Well, no. Even if one accepts that democratic governance is a good idea, someone still has to be right and someone has to be wrong. It could be the case – and I think it is the case – that attempting to institute a dictatorship of utilitarian technocrats who issue laws based on the hedonic calculus will actually produce less happiness than our current system of government does. But it could simultaneously be the case – and again, I think it is – that the best policies that our democratic system can adopt are those supported by a utilitarian calculus. It then follows that utilitarians acting within the context of a democratic system should push for policies that utilitarian reasoning supports and oppose those it doesn’t.
This, I think, is what Layard is saying. Declaring that non-utilitarian thinking doesn’t make for “rational public policy” is an inflammatory piece of rhetoric, but it’s basically a more testy way of saying that utilitarianism is going to produce the right answers and non-utilitarian theories are going to produce the wrong answers. And obviously, most people participating in a public policy debate think they have the right answers. That’s how it should work: people throw out their arguments, elected representatives weigh those arguments and vote, and participants in the debate agree that it’s better for that result to be binding than not. Similarly, I think moral absolutists who argue for an inviolable rule against torture are participating in a healthy debate about that issue, and aren’t just crypto-autocrats who want to impose their civil libertarian views by any means necessary.
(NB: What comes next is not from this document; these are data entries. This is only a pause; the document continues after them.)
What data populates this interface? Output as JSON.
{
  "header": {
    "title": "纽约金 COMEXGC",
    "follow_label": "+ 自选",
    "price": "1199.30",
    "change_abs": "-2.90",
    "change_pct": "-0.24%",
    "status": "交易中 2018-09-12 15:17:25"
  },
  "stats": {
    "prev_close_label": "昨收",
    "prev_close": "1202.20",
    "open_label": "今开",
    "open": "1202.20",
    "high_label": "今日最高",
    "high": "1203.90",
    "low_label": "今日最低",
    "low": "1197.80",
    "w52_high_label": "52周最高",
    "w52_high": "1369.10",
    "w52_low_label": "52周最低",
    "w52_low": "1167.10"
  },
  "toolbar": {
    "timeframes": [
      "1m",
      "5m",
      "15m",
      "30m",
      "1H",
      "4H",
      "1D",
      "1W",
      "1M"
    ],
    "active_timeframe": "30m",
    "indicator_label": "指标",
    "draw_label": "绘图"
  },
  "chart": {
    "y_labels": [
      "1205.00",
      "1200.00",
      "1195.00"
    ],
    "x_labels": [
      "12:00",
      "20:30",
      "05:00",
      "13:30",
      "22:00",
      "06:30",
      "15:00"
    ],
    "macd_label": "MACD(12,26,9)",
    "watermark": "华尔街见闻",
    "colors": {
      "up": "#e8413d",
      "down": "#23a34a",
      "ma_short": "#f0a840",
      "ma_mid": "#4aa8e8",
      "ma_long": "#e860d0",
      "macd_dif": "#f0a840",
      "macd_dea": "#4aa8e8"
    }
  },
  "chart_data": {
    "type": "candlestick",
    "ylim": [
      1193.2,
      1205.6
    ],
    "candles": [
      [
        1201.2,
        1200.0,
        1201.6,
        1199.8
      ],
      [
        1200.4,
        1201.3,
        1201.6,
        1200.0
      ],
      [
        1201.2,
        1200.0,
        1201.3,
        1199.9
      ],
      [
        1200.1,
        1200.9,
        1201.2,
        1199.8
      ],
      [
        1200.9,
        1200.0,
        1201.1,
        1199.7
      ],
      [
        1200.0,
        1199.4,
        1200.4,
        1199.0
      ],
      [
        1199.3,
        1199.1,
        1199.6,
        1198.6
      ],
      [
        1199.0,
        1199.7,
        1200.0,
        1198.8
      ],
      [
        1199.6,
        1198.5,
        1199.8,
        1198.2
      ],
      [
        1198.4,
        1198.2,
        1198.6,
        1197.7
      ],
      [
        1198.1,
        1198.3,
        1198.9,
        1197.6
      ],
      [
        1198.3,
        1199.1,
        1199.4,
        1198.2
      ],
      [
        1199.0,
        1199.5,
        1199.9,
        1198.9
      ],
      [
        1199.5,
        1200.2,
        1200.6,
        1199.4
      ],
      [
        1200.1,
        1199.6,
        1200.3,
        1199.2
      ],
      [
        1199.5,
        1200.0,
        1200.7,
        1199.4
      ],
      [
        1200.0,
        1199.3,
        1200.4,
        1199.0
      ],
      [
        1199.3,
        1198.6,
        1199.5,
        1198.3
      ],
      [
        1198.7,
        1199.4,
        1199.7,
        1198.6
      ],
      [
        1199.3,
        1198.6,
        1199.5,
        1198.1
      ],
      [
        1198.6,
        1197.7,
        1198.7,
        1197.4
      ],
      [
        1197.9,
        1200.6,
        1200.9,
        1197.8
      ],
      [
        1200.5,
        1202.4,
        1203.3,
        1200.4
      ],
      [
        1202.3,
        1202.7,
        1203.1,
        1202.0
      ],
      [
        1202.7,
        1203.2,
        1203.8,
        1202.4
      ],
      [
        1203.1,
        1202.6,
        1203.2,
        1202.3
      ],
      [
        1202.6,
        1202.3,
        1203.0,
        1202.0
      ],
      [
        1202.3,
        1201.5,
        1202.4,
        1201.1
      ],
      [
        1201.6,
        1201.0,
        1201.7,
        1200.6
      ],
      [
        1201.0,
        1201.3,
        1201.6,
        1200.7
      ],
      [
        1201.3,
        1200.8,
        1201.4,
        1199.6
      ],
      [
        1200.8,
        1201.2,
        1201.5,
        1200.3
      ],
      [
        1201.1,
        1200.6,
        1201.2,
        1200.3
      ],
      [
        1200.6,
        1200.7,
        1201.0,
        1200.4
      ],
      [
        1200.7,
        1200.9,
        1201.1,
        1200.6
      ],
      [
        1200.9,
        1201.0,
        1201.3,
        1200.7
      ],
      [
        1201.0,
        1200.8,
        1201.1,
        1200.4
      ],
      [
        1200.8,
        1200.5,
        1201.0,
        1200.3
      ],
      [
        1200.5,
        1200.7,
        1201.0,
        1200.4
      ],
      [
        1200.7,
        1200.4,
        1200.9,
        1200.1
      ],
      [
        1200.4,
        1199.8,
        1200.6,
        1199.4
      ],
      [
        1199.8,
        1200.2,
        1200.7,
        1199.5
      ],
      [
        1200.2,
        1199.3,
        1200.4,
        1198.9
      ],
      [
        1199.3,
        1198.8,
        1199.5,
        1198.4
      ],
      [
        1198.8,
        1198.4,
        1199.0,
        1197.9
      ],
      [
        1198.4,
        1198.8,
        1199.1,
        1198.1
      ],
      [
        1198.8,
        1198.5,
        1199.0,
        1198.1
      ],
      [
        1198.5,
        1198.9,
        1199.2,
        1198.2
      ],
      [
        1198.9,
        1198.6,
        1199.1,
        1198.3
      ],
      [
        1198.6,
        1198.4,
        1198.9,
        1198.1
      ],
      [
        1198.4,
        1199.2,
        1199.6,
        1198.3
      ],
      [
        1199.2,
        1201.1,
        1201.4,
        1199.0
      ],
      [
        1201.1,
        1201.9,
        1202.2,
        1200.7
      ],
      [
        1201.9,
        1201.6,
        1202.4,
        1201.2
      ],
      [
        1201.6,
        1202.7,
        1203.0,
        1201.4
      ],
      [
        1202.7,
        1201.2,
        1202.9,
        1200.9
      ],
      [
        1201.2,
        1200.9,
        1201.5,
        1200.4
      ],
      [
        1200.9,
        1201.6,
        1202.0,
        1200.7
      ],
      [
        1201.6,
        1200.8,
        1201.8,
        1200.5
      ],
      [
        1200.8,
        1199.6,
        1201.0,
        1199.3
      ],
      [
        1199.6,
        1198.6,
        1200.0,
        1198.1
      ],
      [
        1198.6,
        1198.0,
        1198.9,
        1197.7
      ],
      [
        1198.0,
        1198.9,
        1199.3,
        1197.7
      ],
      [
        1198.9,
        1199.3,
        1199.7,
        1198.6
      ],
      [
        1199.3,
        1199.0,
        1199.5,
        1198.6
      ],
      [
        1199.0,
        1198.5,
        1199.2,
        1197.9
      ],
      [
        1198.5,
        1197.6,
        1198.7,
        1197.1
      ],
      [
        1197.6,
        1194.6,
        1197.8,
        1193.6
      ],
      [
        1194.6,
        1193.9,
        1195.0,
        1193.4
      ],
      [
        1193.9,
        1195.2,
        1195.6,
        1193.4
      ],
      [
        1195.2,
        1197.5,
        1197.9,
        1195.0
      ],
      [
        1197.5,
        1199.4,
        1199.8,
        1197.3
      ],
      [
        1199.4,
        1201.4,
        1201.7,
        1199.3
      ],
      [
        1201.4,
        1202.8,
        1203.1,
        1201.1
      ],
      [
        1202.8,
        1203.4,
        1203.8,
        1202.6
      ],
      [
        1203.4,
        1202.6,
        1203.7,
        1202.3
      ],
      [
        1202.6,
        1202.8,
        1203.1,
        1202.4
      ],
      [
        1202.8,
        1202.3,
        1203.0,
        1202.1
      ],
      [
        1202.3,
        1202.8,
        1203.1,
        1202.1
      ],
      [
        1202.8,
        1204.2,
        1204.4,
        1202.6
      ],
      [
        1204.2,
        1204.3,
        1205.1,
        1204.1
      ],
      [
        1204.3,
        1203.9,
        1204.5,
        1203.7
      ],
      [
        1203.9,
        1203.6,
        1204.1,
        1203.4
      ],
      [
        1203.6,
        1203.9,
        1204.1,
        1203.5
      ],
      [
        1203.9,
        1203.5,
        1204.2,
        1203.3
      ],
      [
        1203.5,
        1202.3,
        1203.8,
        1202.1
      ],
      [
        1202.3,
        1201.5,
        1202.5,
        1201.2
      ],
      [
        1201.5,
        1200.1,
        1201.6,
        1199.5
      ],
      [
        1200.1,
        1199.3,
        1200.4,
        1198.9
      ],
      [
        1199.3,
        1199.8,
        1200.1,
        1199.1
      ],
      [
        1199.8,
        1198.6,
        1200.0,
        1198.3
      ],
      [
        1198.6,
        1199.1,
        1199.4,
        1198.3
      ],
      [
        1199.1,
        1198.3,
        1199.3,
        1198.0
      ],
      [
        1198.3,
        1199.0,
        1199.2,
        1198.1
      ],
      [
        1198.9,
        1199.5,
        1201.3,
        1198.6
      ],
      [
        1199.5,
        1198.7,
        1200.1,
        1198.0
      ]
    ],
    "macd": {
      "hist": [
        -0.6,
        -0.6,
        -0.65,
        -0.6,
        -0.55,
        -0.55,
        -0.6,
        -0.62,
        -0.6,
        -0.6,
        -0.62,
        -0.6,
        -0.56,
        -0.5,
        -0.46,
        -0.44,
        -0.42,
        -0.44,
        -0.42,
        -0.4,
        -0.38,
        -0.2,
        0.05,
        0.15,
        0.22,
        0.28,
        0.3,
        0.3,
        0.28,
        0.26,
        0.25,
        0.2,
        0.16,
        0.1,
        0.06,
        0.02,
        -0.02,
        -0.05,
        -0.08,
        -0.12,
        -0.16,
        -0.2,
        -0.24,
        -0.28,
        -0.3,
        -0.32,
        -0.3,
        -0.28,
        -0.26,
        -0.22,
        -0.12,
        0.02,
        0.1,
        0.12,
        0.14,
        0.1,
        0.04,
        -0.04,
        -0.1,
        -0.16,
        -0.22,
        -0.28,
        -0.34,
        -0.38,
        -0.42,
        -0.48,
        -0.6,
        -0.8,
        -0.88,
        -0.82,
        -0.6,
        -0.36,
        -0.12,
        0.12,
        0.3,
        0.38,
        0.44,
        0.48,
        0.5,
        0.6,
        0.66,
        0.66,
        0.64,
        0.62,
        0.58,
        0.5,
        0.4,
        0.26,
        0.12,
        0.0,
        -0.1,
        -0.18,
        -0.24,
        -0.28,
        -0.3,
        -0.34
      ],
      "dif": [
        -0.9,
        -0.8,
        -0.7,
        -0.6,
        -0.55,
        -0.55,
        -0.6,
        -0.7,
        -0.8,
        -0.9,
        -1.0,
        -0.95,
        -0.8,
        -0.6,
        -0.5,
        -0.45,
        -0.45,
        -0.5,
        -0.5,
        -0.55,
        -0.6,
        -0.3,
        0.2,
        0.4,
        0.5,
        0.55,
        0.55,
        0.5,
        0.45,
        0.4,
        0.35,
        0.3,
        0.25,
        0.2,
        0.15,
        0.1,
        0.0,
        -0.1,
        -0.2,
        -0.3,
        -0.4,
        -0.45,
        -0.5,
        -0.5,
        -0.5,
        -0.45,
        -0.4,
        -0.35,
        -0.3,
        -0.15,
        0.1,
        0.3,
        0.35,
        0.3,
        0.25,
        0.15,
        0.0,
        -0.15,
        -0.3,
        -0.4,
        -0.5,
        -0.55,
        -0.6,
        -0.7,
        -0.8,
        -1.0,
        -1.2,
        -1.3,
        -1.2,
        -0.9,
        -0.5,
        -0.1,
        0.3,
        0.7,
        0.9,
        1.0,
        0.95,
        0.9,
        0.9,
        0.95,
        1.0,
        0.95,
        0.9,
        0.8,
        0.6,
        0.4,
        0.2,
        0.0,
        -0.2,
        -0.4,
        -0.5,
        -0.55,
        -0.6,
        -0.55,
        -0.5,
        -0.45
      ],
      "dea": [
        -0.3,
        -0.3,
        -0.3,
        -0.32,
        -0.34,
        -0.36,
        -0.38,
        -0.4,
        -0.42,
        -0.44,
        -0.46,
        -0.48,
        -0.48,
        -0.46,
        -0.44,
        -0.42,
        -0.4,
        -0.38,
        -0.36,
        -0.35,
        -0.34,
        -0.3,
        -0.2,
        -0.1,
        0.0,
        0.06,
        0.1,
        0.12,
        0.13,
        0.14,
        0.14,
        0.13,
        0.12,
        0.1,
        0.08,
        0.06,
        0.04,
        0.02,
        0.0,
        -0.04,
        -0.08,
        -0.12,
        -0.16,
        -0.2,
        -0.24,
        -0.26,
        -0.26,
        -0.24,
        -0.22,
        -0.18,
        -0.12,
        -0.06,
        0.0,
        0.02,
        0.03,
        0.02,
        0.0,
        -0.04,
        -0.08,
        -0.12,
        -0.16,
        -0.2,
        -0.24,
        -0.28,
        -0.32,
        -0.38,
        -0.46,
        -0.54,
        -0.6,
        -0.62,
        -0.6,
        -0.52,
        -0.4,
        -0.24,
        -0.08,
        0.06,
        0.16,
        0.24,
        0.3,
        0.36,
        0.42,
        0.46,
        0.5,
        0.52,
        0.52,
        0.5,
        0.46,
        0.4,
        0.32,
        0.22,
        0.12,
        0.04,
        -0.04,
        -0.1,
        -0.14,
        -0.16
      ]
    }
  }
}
It seems like only utilitarians get accused of latent dictatorial tendencies when they argue for what they believe in.
P.S. This is a side note, but rereading Wilkinson’s last fight with Layard brought mere here, where Wilkinson calls “Benthamese” to be “the vulgar dialect of the morally insensate (economists, Asperger’s cases, etc.)” which gave this Asperger’s-diagnosed Benthamite a good chuckle. Pretty sure I’m not morally insensate, but I’m not one to take offense at such things.